Он смотрел на меня из зеркала так настороженно, что я и сам насторожился.
-Ты… в норме?
Полины уже не было на полу. Из комнаты слышался чей-то вой.
-Да, - сказал я, глядя в его глаза, так близко уставленные в мои.
Мне на какой-то миг ужасно смешным показалось выражение его застывших бессмысленно глаз; но потом я вспомнил, что забыл о чем-то спросить. Что-то я понял не так, ах я, дурак, конечно же, я понял все не так, совсем не так, не так, как надо было! Радость догадки охватила меня.
Я ворвался в комнату; посмотрел на воющую на разобранной постели Полину и громко спросил:
-Где Юра?!
Полина вдруг прекратила свой вой, но на меня не посмотрела. Она качалась всем телом, так же, как я утром, когда Юра еще был жив, качалась, задумчиво глядя в окно.
-Пашечка, сынок, - сказала мать, подходя ко мне.
Теща смотрела на меня вытаращенными от ужаса красными глазами, в которых стояли слезы.
Я уже все знал, но надеялся, что кто-нибудь, наконец, обнаружит мою ошибку, выскажет ее вслух. Я все ждал и ждал, надеялся, но все молчали.
-Паша. Крепись. Его… не стало. В три часа.
Это сказал двоюродный брат Полины.
«В три часа» было так ужасно, так бессмысленно. Почему в три часа?! В три часа, в понедельник, а какое сегодня число? Я никак не мог вспомнить, какое сегодня число?
-Какое сегодня число? – громко спросил я.
Теща вдруг завыла длинно, тягостно, смотря на меня со все более возрастающим ужасом.
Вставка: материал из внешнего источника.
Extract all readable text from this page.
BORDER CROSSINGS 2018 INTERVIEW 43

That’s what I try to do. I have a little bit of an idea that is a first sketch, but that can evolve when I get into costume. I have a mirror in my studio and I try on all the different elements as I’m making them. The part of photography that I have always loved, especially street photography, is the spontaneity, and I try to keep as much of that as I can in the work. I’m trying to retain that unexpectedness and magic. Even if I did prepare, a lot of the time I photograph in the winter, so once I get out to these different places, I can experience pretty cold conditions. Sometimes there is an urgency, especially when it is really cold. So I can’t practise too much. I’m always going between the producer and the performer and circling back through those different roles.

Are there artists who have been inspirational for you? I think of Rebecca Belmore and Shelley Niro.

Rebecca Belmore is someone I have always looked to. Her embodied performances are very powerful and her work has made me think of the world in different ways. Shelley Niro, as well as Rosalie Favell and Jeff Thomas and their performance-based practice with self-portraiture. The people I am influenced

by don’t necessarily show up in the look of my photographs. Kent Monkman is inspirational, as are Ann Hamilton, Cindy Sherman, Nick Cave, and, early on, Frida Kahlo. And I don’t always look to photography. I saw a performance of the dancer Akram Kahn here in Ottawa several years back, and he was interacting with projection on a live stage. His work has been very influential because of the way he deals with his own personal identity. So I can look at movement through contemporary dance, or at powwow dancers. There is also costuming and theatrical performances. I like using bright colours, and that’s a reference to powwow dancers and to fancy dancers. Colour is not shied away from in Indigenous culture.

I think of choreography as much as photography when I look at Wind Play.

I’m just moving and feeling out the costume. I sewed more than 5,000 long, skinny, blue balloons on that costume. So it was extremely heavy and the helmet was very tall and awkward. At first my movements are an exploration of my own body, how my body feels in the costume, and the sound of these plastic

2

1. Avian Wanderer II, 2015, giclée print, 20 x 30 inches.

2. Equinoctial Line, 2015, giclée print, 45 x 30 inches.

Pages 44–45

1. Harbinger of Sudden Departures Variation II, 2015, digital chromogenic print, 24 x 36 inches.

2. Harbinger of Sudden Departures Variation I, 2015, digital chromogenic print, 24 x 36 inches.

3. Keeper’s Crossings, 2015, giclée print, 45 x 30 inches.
Ее сестра куда-то пропала.
Мать тоже отступила куда-то в сторону.
Полина встала, подошла к календарю, повернулась ко мне и сказала:
-Тридцать первое.
Слова покружились по комнате и опали, как бесшумные листья.
Мы смотрели друг на друга, я даже видел, что Полина сделала шаг мне навстречу, но я поднял руку, показывая, что этого делать не надо. Сейчас мы были так далеко друг от друга. Но еще дальше от всех. Этот момент был слишком… другой. Его не стоило портить жестами. Мы смотрели и смотрели друг на друга. Я видел слезы в ее глазах. Вот сейчас Полина припадет к моему плечу. Она двинулась и остановилась. Не надо. Почему не надо? Впрочем, я уже понимал, что все, что бы я ни подумал – ложь. Да и всякое последующее действие – тоже ложь. Момент истины прошел мимо, а мы даже не заметили, что он был.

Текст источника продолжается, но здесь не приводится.